Study: Transit Commuters Have Less Body Fat Than Those Who Drive to Work

Those who commute by car are piling on the pounds faster than people who ride bikes — and take transit — to work, according to a recent study published in the British Medical Journal.

Those who take transit to work in the UK have less body fat, according to a new study. Photo: ##http://commons.wikimedia.org/wiki/File:London.underground.arp.750pix.jpg##Wikimedia##
Those who take transit to work in the UK have less body fat, according to a new study. Photo: ##http://commons.wikimedia.org/wiki/File:London.underground.arp.750pix.jpg##Wikimedia##

The study looked at health and commuting data over time for about 7,500 people in the United Kingdom. When controlling for factors like income, level of activity at work, and age, researchers found that commuting by foot, bike, or public transit was “significantly associated” with lower obesity metrics.

This finding might not be all that surprising, but researchers say scientific evidence that active commuting helps maintain a healthy body weight has been scant. The study also found that transit riders had slightly better numbers than those who walked or rode bikes to work.

After adjusting for other factors, researchers found that men who used public transportation to get to work had about 1.5 percentage points less body fat than men who drove. For men who commuted by foot or bike, the advantage was 1.35 percent. For women, transit riders had about 2 percent lower body fat, and bike commuters had 1.4 percent less.

The results were similar for another important measure of obesity: body mass index. For men, active commuting and transit use were associated with a lower body mass index of about 1 point — that translates to 10 pounds for a man who is 5′ 10″ tall or a woman who is 5′ 5″. In women, active or transit commuting translated to about .75 points lower BMI.

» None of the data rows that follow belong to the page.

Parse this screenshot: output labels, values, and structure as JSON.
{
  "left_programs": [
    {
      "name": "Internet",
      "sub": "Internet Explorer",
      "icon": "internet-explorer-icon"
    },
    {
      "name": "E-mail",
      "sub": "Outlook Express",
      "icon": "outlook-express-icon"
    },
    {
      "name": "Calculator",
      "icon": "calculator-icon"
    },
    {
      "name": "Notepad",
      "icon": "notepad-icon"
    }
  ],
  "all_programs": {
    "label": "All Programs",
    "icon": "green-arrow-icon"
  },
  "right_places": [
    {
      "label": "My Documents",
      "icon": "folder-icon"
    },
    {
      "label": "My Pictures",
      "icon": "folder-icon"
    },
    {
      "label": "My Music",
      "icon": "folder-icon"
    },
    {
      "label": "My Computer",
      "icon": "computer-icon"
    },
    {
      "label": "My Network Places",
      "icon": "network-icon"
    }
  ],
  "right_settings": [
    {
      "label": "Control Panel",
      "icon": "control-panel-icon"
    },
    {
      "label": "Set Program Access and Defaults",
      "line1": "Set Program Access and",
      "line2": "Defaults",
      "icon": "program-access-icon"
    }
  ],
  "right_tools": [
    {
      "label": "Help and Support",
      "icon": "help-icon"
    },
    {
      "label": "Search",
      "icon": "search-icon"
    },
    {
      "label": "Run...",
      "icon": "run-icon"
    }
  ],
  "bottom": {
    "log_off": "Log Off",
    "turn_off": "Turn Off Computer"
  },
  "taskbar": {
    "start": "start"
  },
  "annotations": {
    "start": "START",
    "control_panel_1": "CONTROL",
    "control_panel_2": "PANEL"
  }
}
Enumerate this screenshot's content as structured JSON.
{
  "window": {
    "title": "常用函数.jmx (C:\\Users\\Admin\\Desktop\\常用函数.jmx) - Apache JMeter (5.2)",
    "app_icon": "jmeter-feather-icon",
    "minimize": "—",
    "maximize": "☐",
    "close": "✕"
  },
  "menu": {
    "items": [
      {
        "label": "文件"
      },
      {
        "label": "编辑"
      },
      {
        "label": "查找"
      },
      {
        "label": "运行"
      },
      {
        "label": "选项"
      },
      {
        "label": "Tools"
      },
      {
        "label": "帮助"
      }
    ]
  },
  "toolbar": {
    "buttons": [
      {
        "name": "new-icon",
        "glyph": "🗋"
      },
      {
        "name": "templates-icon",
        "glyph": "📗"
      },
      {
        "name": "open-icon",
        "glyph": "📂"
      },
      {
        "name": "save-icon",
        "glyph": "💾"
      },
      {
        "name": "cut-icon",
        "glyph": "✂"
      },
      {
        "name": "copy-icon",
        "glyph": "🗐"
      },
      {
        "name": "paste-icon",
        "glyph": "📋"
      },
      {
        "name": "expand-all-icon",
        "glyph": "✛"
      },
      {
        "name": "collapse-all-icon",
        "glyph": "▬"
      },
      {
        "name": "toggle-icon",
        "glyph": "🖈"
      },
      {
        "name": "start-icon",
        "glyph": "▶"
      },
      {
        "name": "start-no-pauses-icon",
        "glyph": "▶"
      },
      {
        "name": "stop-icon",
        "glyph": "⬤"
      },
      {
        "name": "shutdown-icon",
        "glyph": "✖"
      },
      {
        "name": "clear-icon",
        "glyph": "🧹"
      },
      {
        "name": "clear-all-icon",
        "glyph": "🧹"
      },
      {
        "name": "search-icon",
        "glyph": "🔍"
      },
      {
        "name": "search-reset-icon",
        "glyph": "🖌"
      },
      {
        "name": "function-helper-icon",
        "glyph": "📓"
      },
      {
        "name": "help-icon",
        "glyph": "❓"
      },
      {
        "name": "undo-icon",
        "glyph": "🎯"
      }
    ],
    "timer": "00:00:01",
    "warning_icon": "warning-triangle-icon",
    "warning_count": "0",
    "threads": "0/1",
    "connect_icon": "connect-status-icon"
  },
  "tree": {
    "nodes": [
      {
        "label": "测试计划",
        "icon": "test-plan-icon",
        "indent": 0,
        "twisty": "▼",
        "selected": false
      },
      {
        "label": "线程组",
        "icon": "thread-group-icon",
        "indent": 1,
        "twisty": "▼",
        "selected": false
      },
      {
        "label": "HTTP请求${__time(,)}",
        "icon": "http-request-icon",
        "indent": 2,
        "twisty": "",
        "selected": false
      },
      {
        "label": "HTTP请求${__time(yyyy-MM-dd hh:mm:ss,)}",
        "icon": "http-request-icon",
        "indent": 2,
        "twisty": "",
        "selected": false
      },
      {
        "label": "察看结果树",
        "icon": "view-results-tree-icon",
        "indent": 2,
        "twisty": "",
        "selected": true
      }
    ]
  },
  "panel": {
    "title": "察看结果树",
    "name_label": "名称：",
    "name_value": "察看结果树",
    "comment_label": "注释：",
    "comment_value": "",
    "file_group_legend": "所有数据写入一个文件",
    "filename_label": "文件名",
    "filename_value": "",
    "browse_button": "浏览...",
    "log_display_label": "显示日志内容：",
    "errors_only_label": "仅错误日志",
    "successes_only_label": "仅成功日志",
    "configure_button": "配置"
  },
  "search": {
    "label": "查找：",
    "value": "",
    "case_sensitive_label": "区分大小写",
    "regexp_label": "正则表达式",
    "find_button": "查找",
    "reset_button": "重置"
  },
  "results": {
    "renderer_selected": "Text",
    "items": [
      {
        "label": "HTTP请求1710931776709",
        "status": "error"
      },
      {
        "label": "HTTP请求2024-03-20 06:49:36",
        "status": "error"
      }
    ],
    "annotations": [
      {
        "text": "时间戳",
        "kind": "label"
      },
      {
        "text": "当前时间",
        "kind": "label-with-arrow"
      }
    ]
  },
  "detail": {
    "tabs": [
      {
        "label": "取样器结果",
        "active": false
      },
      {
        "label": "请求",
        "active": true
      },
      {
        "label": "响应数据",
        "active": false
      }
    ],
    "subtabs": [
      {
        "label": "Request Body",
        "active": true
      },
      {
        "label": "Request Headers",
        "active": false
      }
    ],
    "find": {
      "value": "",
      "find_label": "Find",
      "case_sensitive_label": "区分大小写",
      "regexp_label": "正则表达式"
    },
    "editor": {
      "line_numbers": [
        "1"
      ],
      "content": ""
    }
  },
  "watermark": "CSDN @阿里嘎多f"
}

“There are potentially large population-level health gains to be made by shifting to more active modes of travel,” researchers said.

  • Melissa

    Since I got a Jawbone Up (like a Fitbit), it’s been interesting to quantify this for myself. I don’t have a car and I walk or take transit everywhere. I’d say my commute is mixed- transit/walk most days, though if I have time and it’s very nice I’ll walk the whole way. Transit adds some nice metabolic boosts in the stairs present in many subway stops and also running to catch a bus 🙂

    My average for steps (11,000) is double the US average from studies (which is pretty inflated IMHO) and mileage is close to recorded data for hunter-gatherers. I definitely am in better shape than I was as a car-dependent teenager in the burbs.

  • R.A. Stewart

    So true. I am, sadly, one of those with little time and less self-discipline for exercise, but I kept my weight down and stayed at a decent baseline of fitness for over 20 years when my “fitness program” was mainly my transit-and-walking commute. Now that I’m driving to work every day (transit isn’t an option anywhere near my workplace) … well, let’s just say things are different, and not in a good way.

  • Social_werkk

    I recently told an aunt that since moving to a neighborhood with LOTS of transit access and giving up my car, my gym is the city. I walk more, take more stairs, etc. I love it!

  • tooter turtle

    I think the trip to work is not the whole story here. Someone who walks or bikes at least part of the way to work does so because they have learned that it’s not difficult. Probably, they do many errands under their own power, too, because it’s faster or easier or more pleasant than driving. Meanwhile, those acclimated to driving everywhere do all their little errands in the car…and get fat.

  • Jack Jackson

    would be good to know the other factors it adjusted for. age. children. income. transit proximity to job

  • Paul C

    In my adulthood, I have had long periods of both transit commuting and car commuting, and I typically weigh 10 pounds less when I use transit.

  • Scott Sanderson

    Leaving my 35-mile car commute behind and moving to where I can take the subway or bike was one of the best quality of life decisions I have ever made.

  • Melissa

    “When controlling for factors like income, level of activity at work, and age”

  • Hmckay

    That was literally the second paragraph of the article. Next time you think an article missed an important point, maybe read it first?

  • User_1

    Sad it takes so long for people to reach this rather obvious conclusion. I reached this conclusion in the 90s when I traveled around Europe.

    >body fat = healthier

  • Bolwerk

    This means transit saves money on at least two fronts: (1) it’s cheaper to subsidize transit than car trips and (2) it most likely can cut healthcare costs, public and private.

  • Kenny Easwaran

    One effect this study leaves out is reverse causation. It could well be that some people have higher BMI because they have various mobility impairments that also happen to make biking, walking, and transit use difficult for them. We definitely can’t establish causation with this study.

    Furthermore, weight and body mass just aren’t the right indicators to focus on – fitness is. It’s clear that including some walking in one’s daily transportation is generally helpful for most people, regardless of whether or not they lose or gain weight.